We have a general mechanism to alleviate the problem of stragglers. When a MapReduce operation is nearing completion, master will schedule backup execution of ongoing tasks. Whether the original or backup execution is completed, this task is marked as complete. We adjusted this mechanism so that it increased the use of computing resources for the calculation, but no more than a few percentage points. We find that it greatly reduces the time it takes to complete large MapReduce operations. As an example, the sorter described in part 5.3 took 44% more time to complete when there was no backup task mechanism.

4 improvement

Although the basic functionality provided by the simply written map and reduce functions is sufficient to meet most needs, we have found some useful extensions. This includes:

User-specified partition function to determine how to map intermediate key-value pairs to R reduce fragments

Sort guarantee: our implementation ensures that each of the R reduce partitions, the middle key-value pair, presses in ascending order.

The user-specified combiner function is used to locally combine intermediate values generated by the same key within the same map task to reduce the amount of intermediate data that must be transferred between networks.

Customize the input and output types in order to read the new input format and generate the new output format

A way to perform simple debug and small-scale testing on a single machine.

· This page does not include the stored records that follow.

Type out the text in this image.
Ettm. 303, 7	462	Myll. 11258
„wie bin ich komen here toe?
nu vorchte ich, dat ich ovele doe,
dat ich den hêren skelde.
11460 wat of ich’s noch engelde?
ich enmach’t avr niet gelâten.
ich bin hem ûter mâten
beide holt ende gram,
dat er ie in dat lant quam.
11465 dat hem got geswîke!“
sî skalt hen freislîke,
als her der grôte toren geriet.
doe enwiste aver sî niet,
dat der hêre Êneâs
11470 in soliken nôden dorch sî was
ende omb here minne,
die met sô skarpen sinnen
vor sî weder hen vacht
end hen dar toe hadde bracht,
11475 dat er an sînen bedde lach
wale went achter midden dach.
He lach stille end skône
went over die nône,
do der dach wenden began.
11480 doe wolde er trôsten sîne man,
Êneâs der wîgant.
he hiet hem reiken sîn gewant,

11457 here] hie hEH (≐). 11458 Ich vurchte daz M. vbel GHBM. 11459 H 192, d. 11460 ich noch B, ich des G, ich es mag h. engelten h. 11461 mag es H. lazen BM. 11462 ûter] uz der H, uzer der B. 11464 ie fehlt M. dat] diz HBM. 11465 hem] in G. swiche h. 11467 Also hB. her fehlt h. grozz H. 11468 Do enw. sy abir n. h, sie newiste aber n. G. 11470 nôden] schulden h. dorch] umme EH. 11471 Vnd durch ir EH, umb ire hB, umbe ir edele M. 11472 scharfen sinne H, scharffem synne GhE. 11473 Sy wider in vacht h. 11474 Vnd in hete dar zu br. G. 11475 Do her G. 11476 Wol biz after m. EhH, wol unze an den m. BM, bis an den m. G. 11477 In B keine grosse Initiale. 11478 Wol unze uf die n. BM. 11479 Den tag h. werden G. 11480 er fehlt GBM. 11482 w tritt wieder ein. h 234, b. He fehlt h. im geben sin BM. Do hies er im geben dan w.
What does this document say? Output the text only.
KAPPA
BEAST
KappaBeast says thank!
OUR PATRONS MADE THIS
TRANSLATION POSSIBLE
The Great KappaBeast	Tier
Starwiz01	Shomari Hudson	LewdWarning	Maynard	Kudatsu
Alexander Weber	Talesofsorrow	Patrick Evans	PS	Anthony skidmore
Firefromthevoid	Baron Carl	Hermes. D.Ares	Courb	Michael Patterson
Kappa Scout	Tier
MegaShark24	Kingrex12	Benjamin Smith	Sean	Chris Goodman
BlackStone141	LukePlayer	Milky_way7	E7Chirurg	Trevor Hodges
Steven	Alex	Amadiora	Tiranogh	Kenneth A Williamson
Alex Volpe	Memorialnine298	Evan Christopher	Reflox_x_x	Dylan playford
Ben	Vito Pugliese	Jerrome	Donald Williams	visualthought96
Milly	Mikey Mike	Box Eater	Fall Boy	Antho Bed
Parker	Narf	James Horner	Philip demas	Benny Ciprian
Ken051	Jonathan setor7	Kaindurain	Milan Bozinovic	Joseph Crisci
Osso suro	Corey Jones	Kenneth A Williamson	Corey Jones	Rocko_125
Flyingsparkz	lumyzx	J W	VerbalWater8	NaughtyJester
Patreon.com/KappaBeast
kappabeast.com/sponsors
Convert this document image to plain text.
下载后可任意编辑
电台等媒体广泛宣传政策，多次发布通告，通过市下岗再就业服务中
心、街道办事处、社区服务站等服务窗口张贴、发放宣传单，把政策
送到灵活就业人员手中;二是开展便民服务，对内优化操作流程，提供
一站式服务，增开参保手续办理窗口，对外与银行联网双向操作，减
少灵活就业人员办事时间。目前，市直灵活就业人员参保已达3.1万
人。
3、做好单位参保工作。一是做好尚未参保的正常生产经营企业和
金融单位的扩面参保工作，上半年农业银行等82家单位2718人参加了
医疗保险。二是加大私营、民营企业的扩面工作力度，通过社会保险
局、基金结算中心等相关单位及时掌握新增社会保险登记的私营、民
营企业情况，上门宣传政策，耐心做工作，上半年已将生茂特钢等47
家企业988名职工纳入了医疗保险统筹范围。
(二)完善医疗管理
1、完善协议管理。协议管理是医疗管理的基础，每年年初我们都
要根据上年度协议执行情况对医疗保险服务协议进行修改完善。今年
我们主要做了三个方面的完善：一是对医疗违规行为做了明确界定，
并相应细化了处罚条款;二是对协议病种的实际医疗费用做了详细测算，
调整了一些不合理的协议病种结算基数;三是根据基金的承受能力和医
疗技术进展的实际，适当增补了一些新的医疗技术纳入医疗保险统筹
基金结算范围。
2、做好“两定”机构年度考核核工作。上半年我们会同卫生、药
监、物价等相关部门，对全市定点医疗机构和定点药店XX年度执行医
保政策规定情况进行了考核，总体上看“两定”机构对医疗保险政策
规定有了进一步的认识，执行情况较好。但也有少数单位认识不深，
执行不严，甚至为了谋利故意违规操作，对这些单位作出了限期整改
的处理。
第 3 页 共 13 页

These items are discussed in detail in [8].

5 performance performance

In this section, we use two calculations on a large cluster to measure the performance of MapReduce. A calculation finds a specific pattern by searching for data about 1TB. Another calculation sorts the data about 1TB. These two programs represent a large subset of real programs written by MapReduce users-one class of the program is used to represent shuffle data from one representation (representation) to another, and the other class extracts a small portion of the data of interest from the big data set.

5.1 Cluster configuration

All programs are executed on a cluster of about 1800 machines. Each machine has two Intel Xeon processors with hyper-threaded 2GHz, 4GB memory, two IDE disks for 160GB, and Gigabit Ethernet access. These machines are arranged in a two-level tree switching network with approximately the aggregate bandwidth of 100~200Gbps at the root of the network. All machines are in the same managed facility, so the round-trip communication time between any pair of machines does not exceed 1 millisecond.

Although there is 4GB memory, about 1~1.5GB is reserved for other tasks running on the cluster. These programs are executed on a weekend afternoon, when CPUs, disk and network bandwidth are largely idle.

5.2 Grep

The grep program scans 10 ^ 10 100-byte records for a relatively rare three-character pattern string (which appears in about 92337 records). The input is divided into slices about the size of 64MB (MIMO 15000), and the entire output is placed in a file (Renew1).

Figure 2 shows the progress of the calculation over time. The Y axis shows the scanning rate of the input data. As more and more machines are assigned to MapReduce computing, the speed is gradually increasing, reaching a peak speed of more than 1764 workers. At the end of the map task, the rate declines from time to time and reaches 0 at about 80 seconds. The whole calculation took about 150 seconds from start to finish. This includes 1 minute startup consumption. This consumption comes from propagating programs to all workers machines, delaying interaction with GFS to open a set of 1000 input files, and obtaining information needed for local optimization.

At this point, I believe you have a deeper understanding of "how to deal with simplified data on a large MapReduce cluster". You might as well do it in practice. Here is the website, more related content can enter the relevant channels to inquire, follow us, continue to learn!

Welcome to subscribe "Shulou Technology Information " to get latest news, interesting things and hot topics in the IT industry, and controls the hottest and latest Internet news, technology news and IT industry trends.

*The comments in the above article only represent the author's personal views and do not represent the views and positions of this website. If you have more insights, please feel free to contribute and share.